No seu devaneio onírico, aos
quarenta minutos do segundo tempo com empate de 2X2, Carlito acompanhava com um
grande público, em estado de desespero, uma jogada fulminante de Neymar para
levar o Brasil ao hexa. E agitava-se e contorcia-se no leito, banhado de suor,
de alucinação, de vibração e de esperança. Assim a madrugada ia serenando
quando o comentarista de televisão pronunciou o nome Roland Garros. Logo aos ouvidos do dorminhoco soou como se no final
da partida decisiva da seleção Campeã do
Mundo o goleiro adversário Roland tivesse agarrado a bola e frustrado para
sempre o sonho do hexa. Isto é, Roland “garrou” a bola e a Copa de 2014 foi para o espaço. Foi a conta, Carlito despertou
atordoado, abriu a gaveta do criado mudo, pegou 7.65 e disparou dentro do
ouvido.
Carlos Apolinário de Santana era
natural de Lagoa do Guedes, nascido de uma família de criadores de cabras. Ainda
jovem migrou do município de Euclides da Cunha na Bahia para a Região Sudeste e
foi parar no Norte Fluminense, trabalhando como peão de boiadeiro no manejo de
gado para Minas e São Paulo. Depois, foi contratado para os serviços de uma
fazenda em Itaperuna onde se casou com uma pernambucana de Garanhuns com muitos
parentes em Diadema, no ABC Paulista. Algum tempo após, pediu as contas do
trabalho e partiu para São Paulo já com a família acrescida de dois filhos
varões e uma menina, tornando-se operário metalúrgico. A nova atividade de trabalho
abriu-lhe as portas para a melhoria considerável da sua qualificação
profissional e também para a sua prosperidade financeira. A vida próspera de
Carlito elevou o padrão social da família, os filhos avançaram nos estudos,
concluíram formações superiores e conquistaram seus espaços na sociedade
capitalista. Tempos depois a esposa pediu o divórcio e foi viver com outra
mulher em Itapecerica da Serra. Então a vida de Carlito foi descambando para o
caos, entretanto, foi inesperadamente nos meandros do caótico que ele veio a
sublimar as agruras do fracasso, da frustração, da dor na alma e da paixão pela
mulher com o Amor inabalável pelo futebol. Tornou-se Corintiano devotado.
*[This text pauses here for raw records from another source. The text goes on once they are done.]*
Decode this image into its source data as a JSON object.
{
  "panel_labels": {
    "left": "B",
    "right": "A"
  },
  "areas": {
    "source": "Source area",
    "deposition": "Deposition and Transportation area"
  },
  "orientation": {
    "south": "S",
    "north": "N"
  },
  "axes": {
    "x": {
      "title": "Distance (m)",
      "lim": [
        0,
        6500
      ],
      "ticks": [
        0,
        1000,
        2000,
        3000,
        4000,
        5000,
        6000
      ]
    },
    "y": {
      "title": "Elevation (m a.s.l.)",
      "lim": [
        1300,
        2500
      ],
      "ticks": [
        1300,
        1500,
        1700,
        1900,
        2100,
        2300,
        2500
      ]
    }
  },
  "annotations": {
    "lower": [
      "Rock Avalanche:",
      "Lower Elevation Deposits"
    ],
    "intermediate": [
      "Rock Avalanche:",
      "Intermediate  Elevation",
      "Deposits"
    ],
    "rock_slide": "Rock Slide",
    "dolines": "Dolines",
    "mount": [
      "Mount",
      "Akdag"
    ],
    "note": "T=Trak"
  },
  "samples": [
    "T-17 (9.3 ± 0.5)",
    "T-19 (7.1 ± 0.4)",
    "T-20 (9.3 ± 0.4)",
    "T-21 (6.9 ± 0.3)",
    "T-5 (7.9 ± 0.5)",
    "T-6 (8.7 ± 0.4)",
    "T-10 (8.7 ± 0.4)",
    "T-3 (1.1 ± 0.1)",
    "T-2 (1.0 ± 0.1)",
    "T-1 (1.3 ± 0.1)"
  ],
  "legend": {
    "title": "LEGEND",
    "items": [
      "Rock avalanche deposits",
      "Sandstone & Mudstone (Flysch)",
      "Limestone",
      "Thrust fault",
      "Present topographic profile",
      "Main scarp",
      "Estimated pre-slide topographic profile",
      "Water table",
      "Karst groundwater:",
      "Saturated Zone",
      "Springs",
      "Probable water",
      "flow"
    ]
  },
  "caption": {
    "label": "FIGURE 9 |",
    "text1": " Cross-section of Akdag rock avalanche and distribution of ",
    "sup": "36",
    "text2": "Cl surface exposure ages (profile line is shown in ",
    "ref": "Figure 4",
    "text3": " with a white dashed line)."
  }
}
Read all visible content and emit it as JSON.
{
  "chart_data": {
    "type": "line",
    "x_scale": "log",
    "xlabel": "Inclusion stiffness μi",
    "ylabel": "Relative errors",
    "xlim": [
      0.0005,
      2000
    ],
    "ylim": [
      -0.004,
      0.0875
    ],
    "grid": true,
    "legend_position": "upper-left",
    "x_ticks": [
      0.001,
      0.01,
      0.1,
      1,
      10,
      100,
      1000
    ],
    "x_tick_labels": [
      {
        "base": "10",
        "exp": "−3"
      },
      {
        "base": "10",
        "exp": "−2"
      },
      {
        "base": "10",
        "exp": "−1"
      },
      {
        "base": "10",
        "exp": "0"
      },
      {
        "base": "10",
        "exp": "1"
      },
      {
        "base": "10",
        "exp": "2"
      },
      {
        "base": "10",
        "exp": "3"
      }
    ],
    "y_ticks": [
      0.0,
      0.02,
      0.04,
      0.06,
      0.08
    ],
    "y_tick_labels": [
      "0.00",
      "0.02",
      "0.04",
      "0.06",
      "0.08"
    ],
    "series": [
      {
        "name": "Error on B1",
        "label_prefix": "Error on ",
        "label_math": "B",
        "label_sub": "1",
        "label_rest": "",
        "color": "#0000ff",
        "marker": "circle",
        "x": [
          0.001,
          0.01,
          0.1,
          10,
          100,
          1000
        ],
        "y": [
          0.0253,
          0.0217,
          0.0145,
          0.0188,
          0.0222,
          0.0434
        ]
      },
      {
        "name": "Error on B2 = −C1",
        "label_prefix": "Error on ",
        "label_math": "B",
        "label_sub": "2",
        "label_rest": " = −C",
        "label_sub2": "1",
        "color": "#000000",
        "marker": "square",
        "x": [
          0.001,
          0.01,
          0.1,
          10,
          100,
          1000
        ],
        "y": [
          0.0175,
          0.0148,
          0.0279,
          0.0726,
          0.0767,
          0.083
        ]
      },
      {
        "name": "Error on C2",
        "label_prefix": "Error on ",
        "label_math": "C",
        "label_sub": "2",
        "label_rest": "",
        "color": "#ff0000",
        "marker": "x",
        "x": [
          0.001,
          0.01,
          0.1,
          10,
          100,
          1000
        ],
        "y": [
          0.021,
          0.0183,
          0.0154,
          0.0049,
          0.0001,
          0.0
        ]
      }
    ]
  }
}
No dia em que foram homologadas as
demandas jurídicas da separação consensual, o Corintiano decidiu mudar-se para
um apartamento de solteiro em Mauá. Antes de fazê-lo, porém, mandou proceder a
uma reforma completa e rigorosa, e a uma decoração requintada. Tudo com motivos
do Time do Coração. Logo na sala
principal, na parede frente à porta, mandou pintar com elevado rigor estético um
escudo imenso do Corinthians e dispor nas outras estantes taças, fotos,
medalhas, quadros com o time vitorioso em vários campeonatos, camisas
autografadas por jogadores, bolas, chuteiras, meias, shorts, luvas de goleiros
e tudo mais a que se tinha direito. Do teto da sala ainda pendiam bandeiras,
faixas, recortes de jornais e revistas. Também os demais cômodos do imóvel nada
ficaram a dever. Na cozinha, copa e suíte, todos os revestimentos pias,
utensílios domésticos e equipamentos – inclusive sanitários –, guarnições de
mesa, banho e cama eram decorados com os signos do Time do Peito. Tudo na casa e na vida tinha que estar relacionado
ao clube.
Aos pés da cama, mandou instalar
um telão nas mesmas dimensões da parede, para dormir embalado pelos toques de
bolas e gritos de goooooooool! No teto mandou pintar fotos e frases de efeito
do “Eterno Presidente Vicente Matheus”. Somente escapava o uniforme de trabalho
porque nele não era permitido. Na vida social com os colegas de trabalho não tinha
tempo para nada; todos os seus momentos de laser eram vividos no Parque São
Jorge, de que se tornou sócio. Se no trabalho alguém perguntava:
– Baiano, qual é a tua religião?
– Eu sou Corintiano!
Chegou o tempo da aposentadoria e
com ele uma saudade incontrolável da Bahia.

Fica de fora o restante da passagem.